We finally saw the church steeple, passed the race course, saw the finish banner and ran up the field towards it. We could see Tim on the finishline, but no-one else. It turned out only he had finished, which surprised me! He had been in for about 4 minutes, though the results show Robin and I arriving 2 minutes apart when we certainly didn't, so maybe Tim had been there 6 minutes. Anyway, after a day of daft mistakes one had finally cost me the race!

The finishline (taken later in the evening)
However, it was a fantastic day. The course is brilliant, there's loads of climb, some spectacular scenery (the sunset from the top of the final hill was beautiful*) and great running. As always with Open Adventure, the organisation and checkpoint staff were top notch. As my first race with Team Accelerate-Scott I had a new pair of Scott Trail Rockets to wear, which I used straight out of the box... Not normally sensible but not a blister in sight and great shoes for the whole course! As I mentioned I struggled down Halls Fell Ridge, but everyone I spoke to after the race, regardless of their shoes, struggled down there!

After a shower and some food,  Robin and I were generally mocked, and prizes were awarded by James Thurlow of OA and Bruce Duncan of Haglofs.
I'd like to say massive thanks to Robin who as well as being a great guy to run with was also a true gentleman and insisted that I took the second place trophy.Well done Tim on a great run, and thanks to everyone at OA for putting on a great event. Apologies to Accelerate-Scott on not being  able to kick us off with a win, but I WILL be back next year.

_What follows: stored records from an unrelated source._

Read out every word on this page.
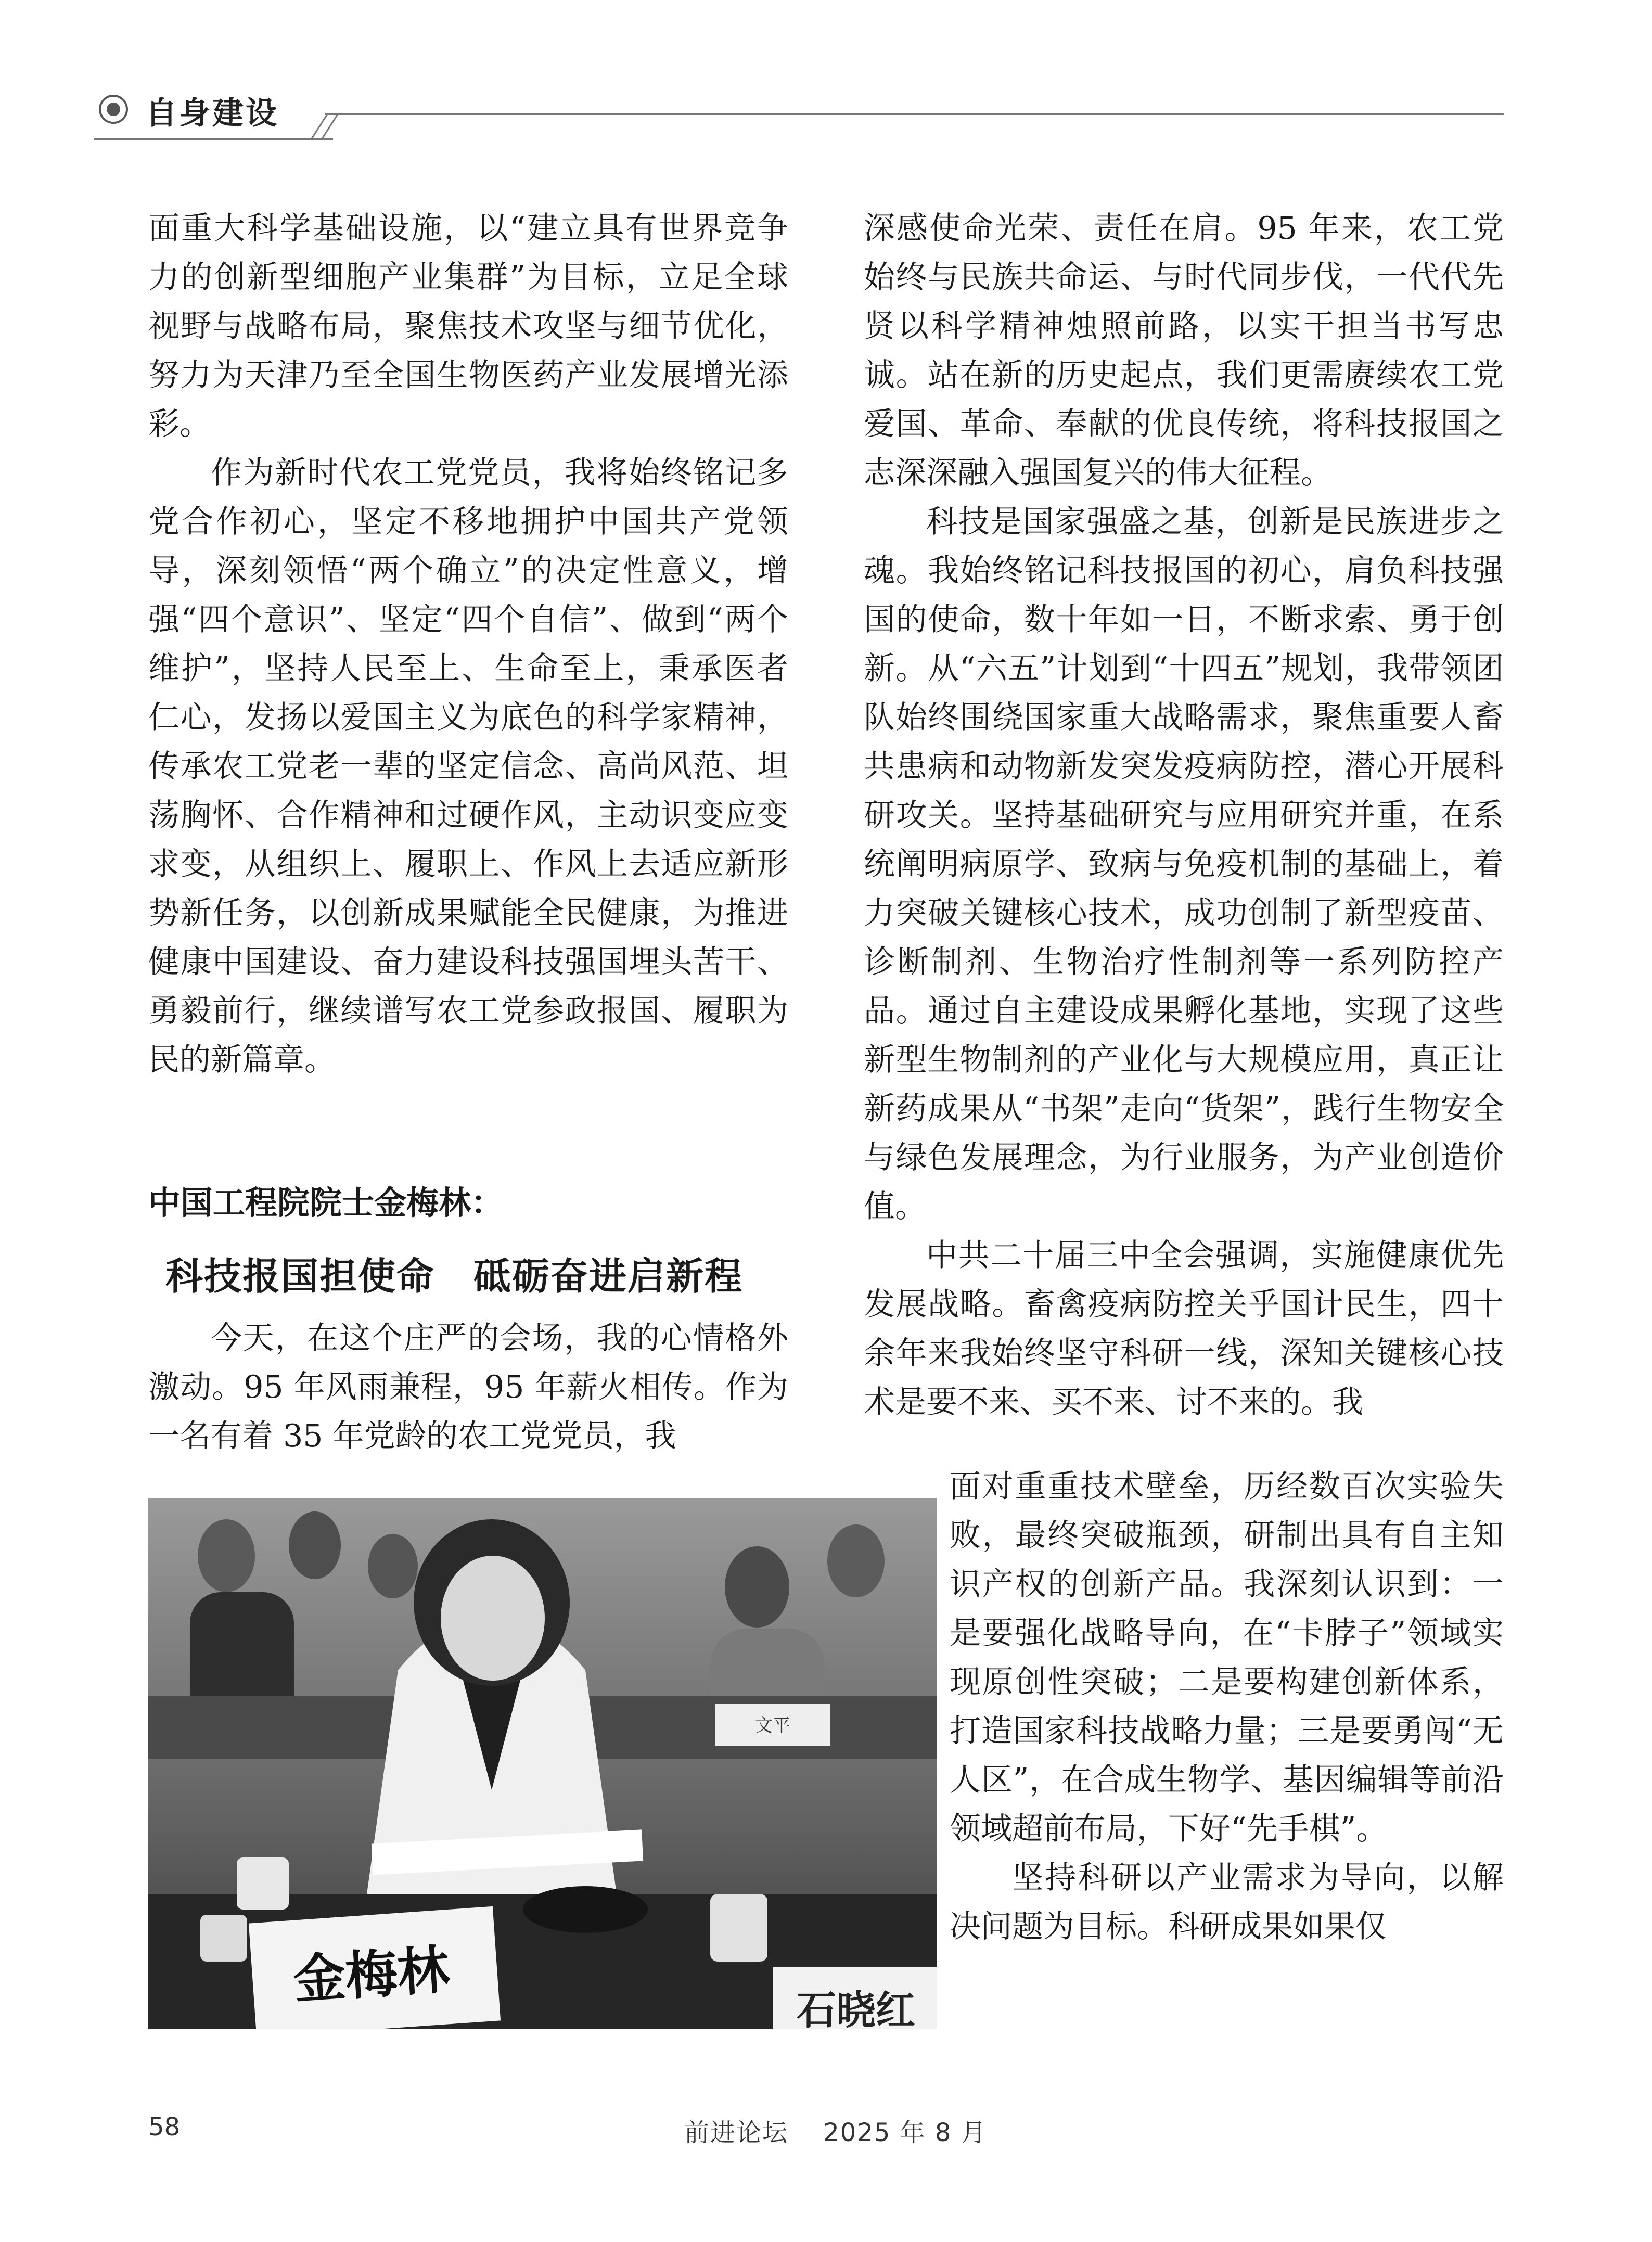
自身建设

面重大科学基础设施，以“建立具有世界竞争力的创新型细胞产业集群”为目标，立足全球视野与战略布局，聚焦技术攻坚与细节优化，努力为天津乃至全国生物医药产业发展增光添彩。

作为新时代农工党党员，我将始终铭记多党合作初心，坚定不移地拥护中国共产党领导，深刻领悟“两个确立”的决定性意义，增强“四个意识”、坚定“四个自信”、做到“两个维护”，坚持人民至上、生命至上，秉承医者仁心，发扬以爱国主义为底色的科学家精神，传承农工党老一辈的坚定信念、高尚风范、坦荡胸怀、合作精神和过硬作风，主动识变应变求变，从组织上、履职上、作风上去适应新形势新任务，以创新成果赋能全民健康，为推进健康中国建设、奋力建设科技强国埋头苦干、勇毅前行，继续谱写农工党参政报国、履职为民的新篇章。

中国工程院院士金梅林：
科技报国担使命　砥砺奋进启新程

今天，在这个庄严的会场，我的心情格外激动。95 年风雨兼程，95 年薪火相传。作为一名有着 35 年党龄的农工党党员，我

深感使命光荣、责任在肩。95 年来，农工党始终与民族共命运、与时代同步伐，一代代先贤以科学精神烛照前路，以实干担当书写忠诚。站在新的历史起点，我们更需赓续农工党爱国、革命、奉献的优良传统，将科技报国之志深深融入强国复兴的伟大征程。

科技是国家强盛之基，创新是民族进步之魂。我始终铭记科技报国的初心，肩负科技强国的使命，数十年如一日，不断求索、勇于创新。从“六五”计划到“十四五”规划，我带领团队始终围绕国家重大战略需求，聚焦重要人畜共患病和动物新发突发疫病防控，潜心开展科研攻关。坚持基础研究与应用研究并重，在系统阐明病原学、致病与免疫机制的基础上，着力突破关键核心技术，成功创制了新型疫苗、诊断制剂、生物治疗性制剂等一系列防控产品。通过自主建设成果孵化基地，实现了这些新型生物制剂的产业化与大规模应用，真正让新药成果从“书架”走向“货架”，践行生物安全与绿色发展理念，为行业服务，为产业创造价值。

中共二十届三中全会强调，实施健康优先发展战略。畜禽疫病防控关乎国计民生，四十余年来我始终坚守科研一线，深知关键核心技术是要不来、买不来、讨不来的。我

面对重重技术壁垒，历经数百次实验失败，最终突破瓶颈，研制出具有自主知识产权的创新产品。我深刻认识到：一是要强化战略导向，在“卡脖子”领域实现原创性突破；二是要构建创新体系，打造国家科技战略力量；三是要勇闯“无人区”，在合成生物学、基因编辑等前沿领域超前布局，下好“先手棋”。

坚持科研以产业需求为导向，以解决问题为目标。科研成果如果仅

文平
金梅林	石晓红
58	前进论坛　 2025 年 8 月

Well done Tim! (Bruce l, Tim r)
* - though I don't want to see it next year

Comments

  1. Hi Stu, great write up.

    I picked up your live tracking mid afternoon on Saturday after Accelerate posted the link. I was glued to the screen for a good few hours. Little numbers moving across a map couldn't have been more exciting.

    It was so frustrating seeing you and Robin head off the wrong way, downhill, but it added even more excitement in the final hour. It looked as if you were still in with a shot of winning until you couldn't find the path in the woods - and it was absolutely clear what was happening at that point (check out my comment on Accelerate's Facebook page at that point!) .

    Even then, it looked like you might just have a chance as your paths converged with Tim. The laptop had to sit on the table while we ate tea (the Mrs wasn't chuffed, but the kids loved it!). So thanks for some great entertainment - live tracking has got to be the future for ultrarunning. Well done, and better luck next time around!

    Btw, I'm the guy who recognised you on the way up Porter Clough. Now I've been live tracking you as well, you can say you've got a Walker-Stalker.